On commence par Cowboys : The Conformist. Animé en ombres glaçantes et servi par une musique inquiétante, on y découvre un cowboy attrapant son cheval et tentant de rejoindre la communauté des autres cowboys. Mais ces derniers se moquent de lui. En effet, leurs chevaux sont un peu différents des siens, puisque leurs pattes ont été sciées et clouées à une planche type skate. Notre propre cowboy, bien attristé, mutile donc son cheval et se fait applaudir bruyamment par la communauté de ses pairs… Parler de conformisme n’a rien d’évident, tant le sujet semble difficile à embrasser sans tomber dans un discours fort convenu. En choisissant un angle glaçant et malsain, Phil MULLOY, réalisateur anglais, signe un petit brûlot nous confrontant à notre propre désir ô combien légitime de ne pas sortir du groupe. Le traitement graphique, très sombre, ne laisse pas indifférent.

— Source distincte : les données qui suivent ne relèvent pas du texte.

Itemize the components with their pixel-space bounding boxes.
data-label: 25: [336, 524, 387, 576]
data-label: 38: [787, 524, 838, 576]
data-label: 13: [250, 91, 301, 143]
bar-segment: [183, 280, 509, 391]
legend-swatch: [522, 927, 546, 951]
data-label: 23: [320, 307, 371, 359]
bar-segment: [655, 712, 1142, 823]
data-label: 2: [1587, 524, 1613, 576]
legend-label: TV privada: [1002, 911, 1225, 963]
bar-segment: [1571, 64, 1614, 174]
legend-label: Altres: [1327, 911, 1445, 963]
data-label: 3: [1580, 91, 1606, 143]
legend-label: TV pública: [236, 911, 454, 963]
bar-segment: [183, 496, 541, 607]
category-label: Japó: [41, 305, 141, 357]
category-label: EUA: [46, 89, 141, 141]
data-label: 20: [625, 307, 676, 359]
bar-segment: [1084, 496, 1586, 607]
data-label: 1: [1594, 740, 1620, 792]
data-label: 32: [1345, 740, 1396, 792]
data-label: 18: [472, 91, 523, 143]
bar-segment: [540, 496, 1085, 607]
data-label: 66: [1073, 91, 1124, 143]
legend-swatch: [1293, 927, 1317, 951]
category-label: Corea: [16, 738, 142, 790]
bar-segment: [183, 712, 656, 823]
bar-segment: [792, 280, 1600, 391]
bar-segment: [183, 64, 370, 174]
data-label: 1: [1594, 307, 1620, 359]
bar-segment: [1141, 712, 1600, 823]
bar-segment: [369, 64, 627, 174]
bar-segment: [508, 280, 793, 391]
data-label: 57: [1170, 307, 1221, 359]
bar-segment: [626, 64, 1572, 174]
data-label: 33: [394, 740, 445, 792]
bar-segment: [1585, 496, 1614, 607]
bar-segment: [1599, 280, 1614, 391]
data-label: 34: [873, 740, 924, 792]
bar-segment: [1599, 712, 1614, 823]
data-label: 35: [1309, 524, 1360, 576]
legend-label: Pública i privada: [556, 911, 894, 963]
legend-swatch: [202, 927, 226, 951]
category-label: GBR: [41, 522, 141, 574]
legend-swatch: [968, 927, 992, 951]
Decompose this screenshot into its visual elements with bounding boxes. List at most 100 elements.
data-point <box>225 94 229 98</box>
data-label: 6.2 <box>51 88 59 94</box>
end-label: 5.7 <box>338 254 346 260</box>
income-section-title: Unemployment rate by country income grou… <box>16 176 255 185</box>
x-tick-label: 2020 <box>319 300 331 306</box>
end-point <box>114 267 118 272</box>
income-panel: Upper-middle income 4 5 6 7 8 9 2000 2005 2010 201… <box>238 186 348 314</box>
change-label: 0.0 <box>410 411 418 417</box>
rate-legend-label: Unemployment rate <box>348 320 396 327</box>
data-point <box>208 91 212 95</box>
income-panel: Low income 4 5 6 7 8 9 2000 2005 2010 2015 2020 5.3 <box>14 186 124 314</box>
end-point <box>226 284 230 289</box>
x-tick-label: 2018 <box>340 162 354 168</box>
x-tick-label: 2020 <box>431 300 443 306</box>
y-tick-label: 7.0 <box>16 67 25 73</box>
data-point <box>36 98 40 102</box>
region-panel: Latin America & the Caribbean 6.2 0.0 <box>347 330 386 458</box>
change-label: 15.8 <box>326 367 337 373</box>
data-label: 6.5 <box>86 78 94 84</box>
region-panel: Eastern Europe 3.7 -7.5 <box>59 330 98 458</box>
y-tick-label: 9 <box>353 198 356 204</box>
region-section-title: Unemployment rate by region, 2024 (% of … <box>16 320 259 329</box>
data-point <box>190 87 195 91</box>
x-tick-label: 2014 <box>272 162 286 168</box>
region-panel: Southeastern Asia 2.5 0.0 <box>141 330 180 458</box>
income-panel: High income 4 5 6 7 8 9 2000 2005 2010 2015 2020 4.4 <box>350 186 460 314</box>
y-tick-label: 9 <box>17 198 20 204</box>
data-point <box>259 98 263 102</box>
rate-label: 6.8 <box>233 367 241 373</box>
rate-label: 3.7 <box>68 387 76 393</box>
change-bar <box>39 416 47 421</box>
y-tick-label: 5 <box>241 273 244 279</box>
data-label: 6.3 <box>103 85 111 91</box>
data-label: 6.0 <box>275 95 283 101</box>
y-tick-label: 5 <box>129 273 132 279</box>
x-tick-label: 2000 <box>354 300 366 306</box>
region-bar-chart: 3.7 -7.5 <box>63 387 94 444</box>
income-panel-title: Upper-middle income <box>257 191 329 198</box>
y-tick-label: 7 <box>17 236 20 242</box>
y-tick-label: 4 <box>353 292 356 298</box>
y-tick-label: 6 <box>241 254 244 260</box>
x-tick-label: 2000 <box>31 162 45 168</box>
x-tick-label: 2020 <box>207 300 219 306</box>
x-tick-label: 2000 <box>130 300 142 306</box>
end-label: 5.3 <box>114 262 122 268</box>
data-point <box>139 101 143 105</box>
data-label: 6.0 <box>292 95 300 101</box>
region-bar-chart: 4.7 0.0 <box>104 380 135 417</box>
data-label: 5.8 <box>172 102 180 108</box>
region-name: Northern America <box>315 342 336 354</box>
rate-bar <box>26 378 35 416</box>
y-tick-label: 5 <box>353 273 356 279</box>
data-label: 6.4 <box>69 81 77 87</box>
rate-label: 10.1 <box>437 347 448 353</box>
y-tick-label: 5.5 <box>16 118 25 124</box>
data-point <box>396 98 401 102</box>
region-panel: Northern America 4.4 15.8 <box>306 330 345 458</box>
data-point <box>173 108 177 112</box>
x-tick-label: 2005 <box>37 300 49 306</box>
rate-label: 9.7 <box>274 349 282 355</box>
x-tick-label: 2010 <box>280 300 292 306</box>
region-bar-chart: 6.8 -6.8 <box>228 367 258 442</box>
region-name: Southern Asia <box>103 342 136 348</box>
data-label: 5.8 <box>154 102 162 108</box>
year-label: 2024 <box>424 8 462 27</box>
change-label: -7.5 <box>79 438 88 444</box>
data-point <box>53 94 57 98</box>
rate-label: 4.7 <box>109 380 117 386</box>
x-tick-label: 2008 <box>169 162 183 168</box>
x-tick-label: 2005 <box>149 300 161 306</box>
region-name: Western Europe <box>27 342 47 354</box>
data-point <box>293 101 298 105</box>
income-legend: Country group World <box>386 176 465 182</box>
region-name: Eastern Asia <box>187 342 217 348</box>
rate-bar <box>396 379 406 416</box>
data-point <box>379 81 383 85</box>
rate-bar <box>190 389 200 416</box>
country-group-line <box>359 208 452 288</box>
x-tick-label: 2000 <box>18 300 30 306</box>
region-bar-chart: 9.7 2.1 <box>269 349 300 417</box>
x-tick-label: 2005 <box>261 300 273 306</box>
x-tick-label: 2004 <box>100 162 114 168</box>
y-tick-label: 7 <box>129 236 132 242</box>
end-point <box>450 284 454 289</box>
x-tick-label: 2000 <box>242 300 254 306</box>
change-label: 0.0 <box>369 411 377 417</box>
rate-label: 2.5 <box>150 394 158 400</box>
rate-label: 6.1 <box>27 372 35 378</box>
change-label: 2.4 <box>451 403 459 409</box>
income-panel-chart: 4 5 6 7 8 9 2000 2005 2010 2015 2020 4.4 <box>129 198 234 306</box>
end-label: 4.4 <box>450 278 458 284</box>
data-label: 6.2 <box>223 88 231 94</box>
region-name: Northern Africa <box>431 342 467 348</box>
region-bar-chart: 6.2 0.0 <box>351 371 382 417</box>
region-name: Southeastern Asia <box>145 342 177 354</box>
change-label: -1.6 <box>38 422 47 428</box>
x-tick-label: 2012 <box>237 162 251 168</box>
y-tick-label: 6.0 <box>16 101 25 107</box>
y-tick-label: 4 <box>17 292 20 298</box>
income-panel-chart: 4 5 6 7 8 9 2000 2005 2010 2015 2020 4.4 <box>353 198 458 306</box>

Beaucoup plus drôle, et techniquement plus aboutit, Racism. Ce film de Darragh O’CONNELL présente un Télé Achat vous permettant d’acquérir un pack « raciste ». Avec lui, la garantie de savoir à qui jeter la pierre et à qui reprocher ses problèmes… Et comme le présentateur l’affirme : « Le racisme n’est plus réservé uniquement aux vilains nazis ! » Là, bien sûr, on en rit : pour mieux condamner le racisme, O’CONNELL préfère le tourner en ridicule. Ce pack « raciste », on le trouve en chacun de nous. Tellement facile de jeter la pierre à l’autre, dont la nationalité ou les coutumes nous paraissent trop différents des nôtres. L’animation, tout en couleurs vives et au graphisme rond en fait un objet bien agréable à regarder.

Procès d’intention

Sans doute le film le mieux réalisé et travaillé : Babylon de Peter LORD et David SPROXTON, du studio Aardman. Daté de 1985, ce film en pâte à modeler, raconte la réunion de producteurs d’armes lors d’un dîner. Parmi eux, un individu ressemblant étrangement à Benito MUSSOLINI prend progressivement le pouvoir, grossissant jusqu’à atteindre une taille de géant. Et puis, son estomac se déchire libérant un flot de sang (référence à Shining de Stanley KUBRICK ?) qui inondera l’assistance… Pour le coup, le Studio Aardman frappe fort. Techniquement, on a peine à croire que ce court date de 1985, tant il semble moderne dans sa mise en scène et sa technique. Quant au message, on entend répété en boucle, en arrière plan de l’action, la phrase : « Paix et bénéfices ». Violente dénonciation du capitalisme outrancier et de la recherche du profit, Babylon donne une sérieuse gifle au spectateur, mais pour son bien.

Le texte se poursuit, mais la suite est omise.